El artículo 155: una intervención del Gobierno repleta de incógnitas

Sede del Tribunal Constitucional en Madrid.

La ambigüedad en la redacción del artículo 155 arroja muchas dudas sobre el margen de maniobra del Gobierno en caso de intervenir la autonomía

Ander Azpiroz
ANDER AZPIROZMadrid

La posibilidad de que el Parlament declare la independencia de forma unilateral acerca también la intervención de Cataluña por parte del Gobierno a través de la aplicación del artículo 155 de la Constitución. Según establece la Carta Magna, si una comunidad autónoma no cumple con sus obligaciones constitucionales, el Gobierno podrá enviar un requerimiento al presidente regional para revertir la situación. En el caso de no ser éste atendido, el siguiente paso será acudir al Senado con una batería de medidas a aplicar. Si allí obtiene el respaldo de la mayoría absoluta, y el PP cuenta con ella, el Ejecutivo podrá adoptar sus propuestas para obligar a cumplir la legalidad. Este es un escenario inédito que presenta importantes incógnitas.

¿La declaración unilateral de independencia tendría algún tipo de efecto legal de cara a aplicar el artículo 155?

Nada justifica más la intervención de una autonomía que su declaración de independencia, la forma más grave de romper con el orden constitucional. No obstante, el profesor de la Universidad Autónoma de Barcelona Oriol Bartomeus recuerda que el independentismo ya está fuera de la legalidad desde la aprobación de las leyes de desconexión el 6 y 7 de septiembre. Bartomeus aventura la situación que se dará si se cumplen los peores pronósticos. Por un lado, la Generalitat no hará caso de los requerimientos del Gobierno ni aplicará sus medidas al considerarse fuera del marco constitucional. Por el otro, el Ejecutivo no dará validez alguna a la secesión y exigirá tomar el mando. En este escenario, sostiene este politólogo, el resultado de la pugna «dependerá de la fuerza de la Generalitat para evitar la aplicación del 155». Y «no tiene la suficiente» por lo que Cataluña acabará intervenida por Estado, concluye Bartomeus.

¿Qué papel pasaría a desempeñar Carles Puigdemont en caso de la aplicación del artículo 155?

Dependerá de las medidas de intervención que proponga el Gobierno y apruebe el Senado. En cualquier caso, «quedan pocas dudas de que será el Gobierno central el que pase a dirigir la Generalitat», avanza José Antonio Montilla, catedrático de Derecho Constitucional de la Universidad de Granada. Bartomeus considera que sería muy extraño que el Ejecutivo de Mariano Rajoy permitiera a Puigdemont la más mínima capacidad de movimiento. Es más, no descarta que la Fiscalía quiera solicitar su detención.

¿Y cómo afectaría al Parlament?

La Cámara catalana, donde los independentistas han usado el rodillo para aprobar sus leyes de desconexión, mantendrá sus funciones y se convertirá así en el gran bastión secesionista.

¿Podría el Gobierno central disolver el Parlament y convocar elecciones autonómicas?

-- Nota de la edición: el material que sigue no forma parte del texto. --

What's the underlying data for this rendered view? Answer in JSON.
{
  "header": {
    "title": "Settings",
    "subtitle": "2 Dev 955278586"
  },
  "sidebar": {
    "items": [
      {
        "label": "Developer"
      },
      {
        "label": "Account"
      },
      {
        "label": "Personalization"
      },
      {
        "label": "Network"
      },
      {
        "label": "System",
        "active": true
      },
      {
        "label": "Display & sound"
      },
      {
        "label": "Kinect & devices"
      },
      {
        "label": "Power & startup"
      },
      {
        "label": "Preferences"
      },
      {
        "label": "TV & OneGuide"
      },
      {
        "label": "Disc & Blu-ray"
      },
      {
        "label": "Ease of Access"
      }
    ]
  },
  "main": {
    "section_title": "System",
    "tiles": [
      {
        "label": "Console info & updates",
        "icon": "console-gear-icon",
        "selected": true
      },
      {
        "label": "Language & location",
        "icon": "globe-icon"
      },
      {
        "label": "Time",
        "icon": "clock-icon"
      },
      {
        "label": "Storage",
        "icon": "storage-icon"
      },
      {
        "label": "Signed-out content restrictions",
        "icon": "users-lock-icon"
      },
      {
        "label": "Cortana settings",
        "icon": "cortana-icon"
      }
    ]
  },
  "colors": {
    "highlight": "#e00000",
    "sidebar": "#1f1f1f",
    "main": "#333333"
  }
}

Se transita por un terreno desconocido y los constitucionalistas dudan de que el Gobierno tenga potestad para disolver el Parlament. Montilla destaca que las medidas que proponga el Gobierno deben estar destinadas a recuperar la normalidad y, en su opinión, una contienda electoral no parece la mejor forma de hacerlo. Ante esta posibilidad cobran especial relevancia las consecuencias políticas. Bartomeus valora que sería un grave error del Ejecutivo convocar elecciones con los incidentes del 1-O aún recientes, la autonomía intervenida y los dirigentes secesionistas cercados por los tribunales. Su pronóstico es que el independentismo obtendría una amplia mayoría.

¿Con el 155 asumiría Interior el control de los Mossos?

Es posible. Todas las medidas que quiera aplicar el Gobierno central en Cataluña deben estar destinadas a recuperar el orden constitucional y preservar el interés general, explica el profesor de Derecho Constitucional de la Universidad de Granada Miguel Azpitarte. Asumir el mando de los Mossos encajaría con estos requisitos, máxime si no ofrecen colaboración o cumplen las instrucciones.

¿Podría el Gobierno cesar y nombrar a altos cargos de la Generalitat?

De nuevo entra en juego la recuperación del orden constitucional. Si hay funcionarios que impiden alcanzar este objetivo, «no parece fuera de lugar que fuesen relevados», señala Azpitarte.

¿Afecta en algo la aplicación del artículo 155 a las Fuerzas Armadas?

Absolutamente en nada.

¿Se puede declarar ilegal a un partido político por no respetar la Constitución?

La ley de partidos establece una serie de supuestos para la ilegalización fuerzas políticas. No obstante, la doctrina del Tribunal Constitucional vincula la ilegalización a la utilización de la violencia.